Genomic prediction of wild-derived powdery mildew resistance for strawberry (Fragaria × ananassa) pre-breeding
摘要
Genomic prediction (GP) has become an essential tool for accelerating modern plant breeding, particularly for complex traits. We evaluated different GP approaches for pre-breeding in thirteen biparental strawberry families derived from crosses between Fragaria virginiana and Fragaria chiloensis, focusing on resistance to powdery mildew (PM) in both leaves and fruits. Five-fold cross-validation using Genomic Best Linear Unbiased Prediction (GBLUP) for combined-year data yielded mean predictive abilities (PAs) of 0.56 and 0.36 for leaf and fruit resistance, respectively.
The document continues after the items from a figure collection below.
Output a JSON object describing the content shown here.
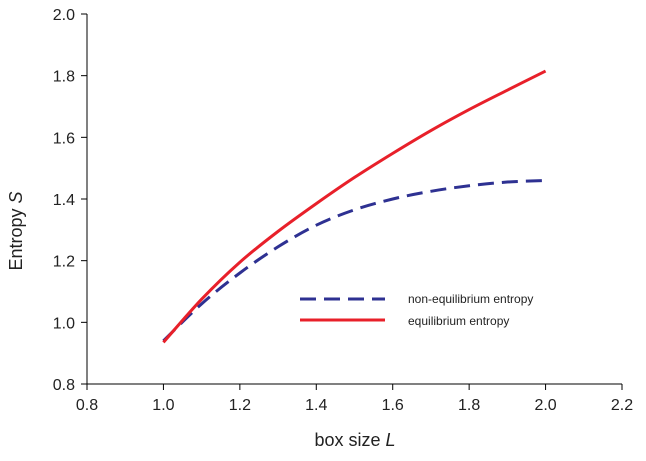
{
  "chart_data": {
    "type": "line",
    "xlabel": "box size",
    "xlabel_var": "L",
    "ylabel": "Entropy",
    "ylabel_var": "S",
    "xlim": [
      0.8,
      2.2
    ],
    "ylim": [
      0.8,
      2.0
    ],
    "xticks": [
      "0.8",
      "1.0",
      "1.2",
      "1.4",
      "1.6",
      "1.8",
      "2.0",
      "2.2"
    ],
    "yticks": [
      "0.8",
      "1.0",
      "1.2",
      "1.4",
      "1.6",
      "1.8",
      "2.0"
    ],
    "grid": false,
    "legend_position": "lower-right",
    "series": [
      {
        "name": "non-equilibrium entropy",
        "color": "#2e3192",
        "style": "dashed",
        "x": [
          1.0,
          1.1,
          1.2,
          1.3,
          1.4,
          1.5,
          1.6,
          1.7,
          1.8,
          1.9,
          2.0
        ],
        "y": [
          0.94,
          1.06,
          1.16,
          1.245,
          1.315,
          1.365,
          1.4,
          1.425,
          1.443,
          1.455,
          1.46
        ]
      },
      {
        "name": "equilibrium entropy",
        "color": "#e8202a",
        "style": "solid",
        "x": [
          1.0,
          1.1,
          1.2,
          1.3,
          1.4,
          1.5,
          1.6,
          1.7,
          1.8,
          1.9,
          2.0
        ],
        "y": [
          0.935,
          1.075,
          1.195,
          1.295,
          1.385,
          1.47,
          1.548,
          1.622,
          1.69,
          1.753,
          1.815
        ]
      }
    ]
  }
}
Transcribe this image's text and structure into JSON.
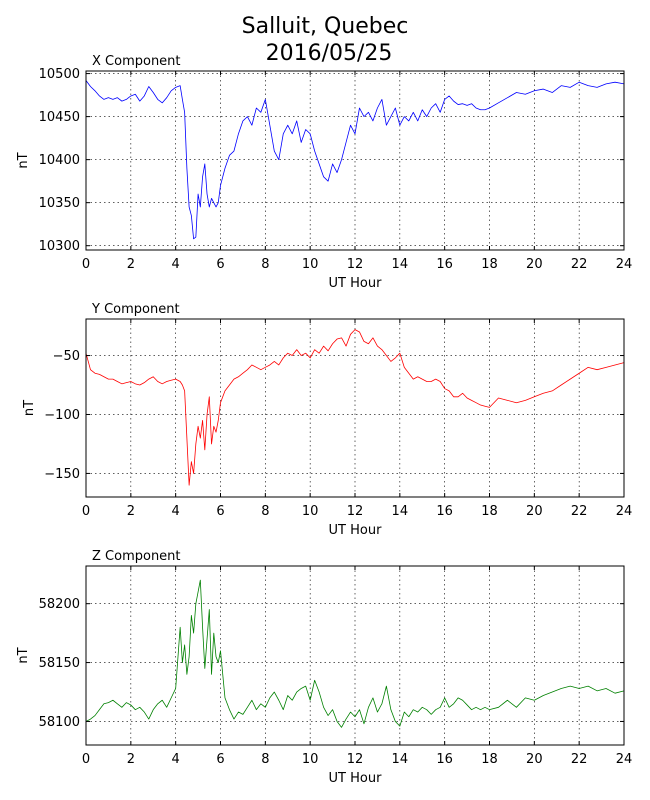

Family-based GBLUP analyses showed higher PAs for closely related families, ranging from 0.10 to 0.89. Simulations identified key parameters: training sets comprising 40% of the population provided stable predictions for both traits, while ≈8300 SNPs were sufficient for predicting leaf resistance. However, PA for fruit resistance remained consistently low regardless of marker density. We then compared GBLUP with a marker-assisted model that iteratively incorporated the major resistance loci as fixed effects. This strategy increased PA by ≈10–30% for leaf resistance and ≈25–47% for fruit resistance across models. We further applied cross-environment forward prediction in independent greenhouse and separate field validation trials. The GBLUP model maintained substantial PA when trained on either the full population or a 40% subset, demonstrating robustness in predicting new genotypes across distinct environments. Our findings highlight the importance of taking trait genetic architecture into account to enhance PAs for PM resistance in strawberry. Together, these results provide evidence-based thresholds for training population size and marker density, offering a framework for efficient implementation of genomic selection in strawberry pre-breeding populations.